The federal government and Attawapiskat leaders announced on March 6 that a Manitoba contractor will construct the new school for Attawapiskat First Nation.
Penn-Co Construction Canada (2003) Ltd. is based in Blumenort, Man., and has experience working with remote First Nation communities on the construction of large facilities such as water treatment plants, hospitals, schools, and commercial buildings, according to a press release put out by Aboriginal Affairs and Northern Development Canada (AANDC).
Construction will start this spring and the new school is expected to open during the 2013-2014 school year.
Attawapiskat Chief Theresa Spence said that the children and parents of Attawapiskat rejoiced with the announcement.
“Shannen Koostachin’s dream was, in part, a safe and comfy school. We are happy that this part of her dream will soon be realized,” Spence said in a press release.
Shannen Koostachin was a 15-year-old youth who initiated a national campaign urging the federal government to build a new school in the community after the old school was demolished more than 10 years ago due to diesel fuel contamination.

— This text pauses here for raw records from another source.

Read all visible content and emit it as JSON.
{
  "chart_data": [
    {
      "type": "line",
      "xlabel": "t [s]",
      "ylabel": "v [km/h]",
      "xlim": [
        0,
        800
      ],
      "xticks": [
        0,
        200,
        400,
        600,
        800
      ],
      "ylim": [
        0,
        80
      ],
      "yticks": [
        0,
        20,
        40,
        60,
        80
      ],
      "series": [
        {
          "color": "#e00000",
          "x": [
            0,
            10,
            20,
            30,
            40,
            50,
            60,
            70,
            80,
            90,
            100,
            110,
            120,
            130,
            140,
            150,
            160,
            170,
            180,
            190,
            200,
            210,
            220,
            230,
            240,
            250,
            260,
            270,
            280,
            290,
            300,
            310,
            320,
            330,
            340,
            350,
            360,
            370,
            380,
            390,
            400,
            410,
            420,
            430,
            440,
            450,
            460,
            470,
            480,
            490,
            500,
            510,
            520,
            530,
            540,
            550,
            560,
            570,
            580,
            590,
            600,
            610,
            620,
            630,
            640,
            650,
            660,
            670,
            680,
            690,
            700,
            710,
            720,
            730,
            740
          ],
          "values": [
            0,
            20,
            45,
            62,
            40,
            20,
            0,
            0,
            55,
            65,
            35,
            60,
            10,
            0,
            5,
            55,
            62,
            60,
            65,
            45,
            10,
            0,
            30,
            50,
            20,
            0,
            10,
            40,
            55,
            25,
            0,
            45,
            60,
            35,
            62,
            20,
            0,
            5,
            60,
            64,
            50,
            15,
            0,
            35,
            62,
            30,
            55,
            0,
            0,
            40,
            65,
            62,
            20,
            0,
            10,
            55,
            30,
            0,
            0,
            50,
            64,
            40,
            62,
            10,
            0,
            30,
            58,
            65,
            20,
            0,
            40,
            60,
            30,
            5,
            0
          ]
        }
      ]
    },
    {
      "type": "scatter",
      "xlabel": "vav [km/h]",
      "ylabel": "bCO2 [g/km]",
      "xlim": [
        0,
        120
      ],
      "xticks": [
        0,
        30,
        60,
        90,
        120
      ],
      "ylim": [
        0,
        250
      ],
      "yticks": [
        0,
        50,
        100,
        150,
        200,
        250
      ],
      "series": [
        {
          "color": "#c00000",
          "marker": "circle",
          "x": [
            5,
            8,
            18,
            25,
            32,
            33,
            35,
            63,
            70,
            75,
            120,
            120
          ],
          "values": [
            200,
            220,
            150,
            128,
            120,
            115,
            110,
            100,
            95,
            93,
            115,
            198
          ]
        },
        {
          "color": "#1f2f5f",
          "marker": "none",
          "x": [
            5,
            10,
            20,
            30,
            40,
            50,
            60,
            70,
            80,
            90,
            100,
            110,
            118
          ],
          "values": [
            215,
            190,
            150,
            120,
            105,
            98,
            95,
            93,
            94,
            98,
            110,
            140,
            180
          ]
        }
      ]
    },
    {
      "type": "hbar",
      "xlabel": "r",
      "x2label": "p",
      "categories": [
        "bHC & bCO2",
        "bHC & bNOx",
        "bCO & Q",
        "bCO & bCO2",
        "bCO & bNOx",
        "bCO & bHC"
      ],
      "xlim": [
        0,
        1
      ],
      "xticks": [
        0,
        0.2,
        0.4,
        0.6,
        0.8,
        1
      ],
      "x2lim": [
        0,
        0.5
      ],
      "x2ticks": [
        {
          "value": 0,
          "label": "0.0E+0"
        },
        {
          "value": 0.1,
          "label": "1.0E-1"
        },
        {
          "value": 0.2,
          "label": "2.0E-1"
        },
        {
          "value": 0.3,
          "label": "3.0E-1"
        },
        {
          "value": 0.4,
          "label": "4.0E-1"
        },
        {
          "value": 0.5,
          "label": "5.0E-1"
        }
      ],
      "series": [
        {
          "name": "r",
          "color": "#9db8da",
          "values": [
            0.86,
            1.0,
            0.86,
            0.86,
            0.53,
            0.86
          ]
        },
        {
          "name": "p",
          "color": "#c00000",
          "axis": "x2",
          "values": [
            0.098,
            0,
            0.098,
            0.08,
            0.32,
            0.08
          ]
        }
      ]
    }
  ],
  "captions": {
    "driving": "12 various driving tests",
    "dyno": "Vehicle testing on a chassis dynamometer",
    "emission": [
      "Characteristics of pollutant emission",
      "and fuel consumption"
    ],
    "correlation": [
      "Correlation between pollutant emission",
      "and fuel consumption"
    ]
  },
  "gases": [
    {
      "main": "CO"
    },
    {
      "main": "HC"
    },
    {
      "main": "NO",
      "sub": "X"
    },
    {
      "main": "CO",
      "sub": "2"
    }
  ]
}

Shannen never lived to realize her dream, as she died in a car accident in 2010.
“I wish to extend thanks to all those involved, including the working group that has worked diligently for the past year to bring us to this stage,” Spence said. “As Shannen said, ‘Never give up.’ The construction of the new school is a great accomplishment for our First Nation.”
AANDC Minister John Duncan said that his government believes that education is the foundation of strong healthy communities.
“Since 2006, we have invested in 22 new schools, 22 major renovation projects and 184 projects involving minor renovations, and we made education a joint priority in the Joint Action Plan launched in 2011 with the Assembly of First Nations,” Duncan said in a press release. “We are committed to working in partnership with Attawapiskat First Nation to ensure that its youth receive a quality education.”
When completed, the 5,808-square-metre school will accommodate 540 students from Kindergarten to Grade 8.
Duncan made the announcement in May 2011 that the federal government would set aside funding for the design and construction of the school for Attawapiskat. The announcement came after several INAC/AANDC ministers over the past 10 years promised a new school, only to tell the community that funding could not be committed.
The original school was closed in 2000 and later demolished, due to diesel fuel contamination.